Earnings per share, which were expected to reach euro1.25, came in at euro0.99.
The maker of Mercedes-Benz cars and trucks saw revenues rise 24 percent to euro26.4 billion from euro21.32 billion, slightly above expectations.
Full-year net earnings rebounded to a euro4.5 billion profit from a 2009 loss of euro2.64 billion, on revenues that also rose 24 percent to euro97.8 billion from euro78.9 billion.
Earnings before interest and taxes were euro7.27 billion for the full year, compared with a loss of euro1.51 billion in 2009 and in line with Daimler's forecast of more than euro7 billion.
The company said it plans a dividend of euro1.85 per share this year after foregoing a dividend payment for 2009.
"Daimler managed an excellent comeback last year," CEO Dieter Zetsche said.
"Our goal now is to maintain the level we have reached over the long term and to further improve it wherever possible," he added. We have the right products, technologies and strategies to do so."

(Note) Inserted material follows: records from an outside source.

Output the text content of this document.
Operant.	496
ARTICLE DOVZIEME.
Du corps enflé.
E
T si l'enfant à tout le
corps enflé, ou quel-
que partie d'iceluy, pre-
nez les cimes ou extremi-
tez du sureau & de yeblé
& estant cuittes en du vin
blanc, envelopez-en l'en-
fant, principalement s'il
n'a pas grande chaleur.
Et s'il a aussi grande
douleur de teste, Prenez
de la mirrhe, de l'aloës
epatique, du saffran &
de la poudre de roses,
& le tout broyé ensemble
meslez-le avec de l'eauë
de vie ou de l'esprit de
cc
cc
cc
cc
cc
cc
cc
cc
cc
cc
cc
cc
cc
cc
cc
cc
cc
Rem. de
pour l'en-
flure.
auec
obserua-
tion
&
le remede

Daimler, which is based in Stuttgart, expects revenue to grow at "a more moderate rate" this year and EBIT, or pre-tax earnings, to come in "significantly in excess" of the 2010 level.
The company said it expects high spending this year on new products and technologies and to penetrate new markets, as well as rising prices for oil and raw materials in the wake of the global economic upturn.
It said exchange-rate volatility likely will remain high, but the company already has largely hedged the resulting risks for this year.
The net liquidity of Daimler's industrial business was euro11.9 billion at the end of the year, euro4.7 billion higher than a year earlier -- cash that the company appears keen to hold on to at least in the short term.
"We are still in a very volatile situation," Chief Financial Officer Bodo Uebber said at a news conference. "So I think it is beneficial for the moment to sit on this liquidity and keep it in the company."
Uebber wasn't forthcoming on the future of Daimler's stake in European Aeronautic Defence & Space Co., the parent company of aircraft manufacturer Airbus. It holds 22.5 percent of the voting rights and 15 percent of the equity.
He noted that the existing share structure was extended in principle through 2012 a year ago, but said there will have to be discussion of a "long-term oriented" structure that is "sustainable and balanced."
Uebber said Daimler intends to keep the "industrial leadership" on the German side of the consortium, but wouldn't elaborate on what that means for its holding.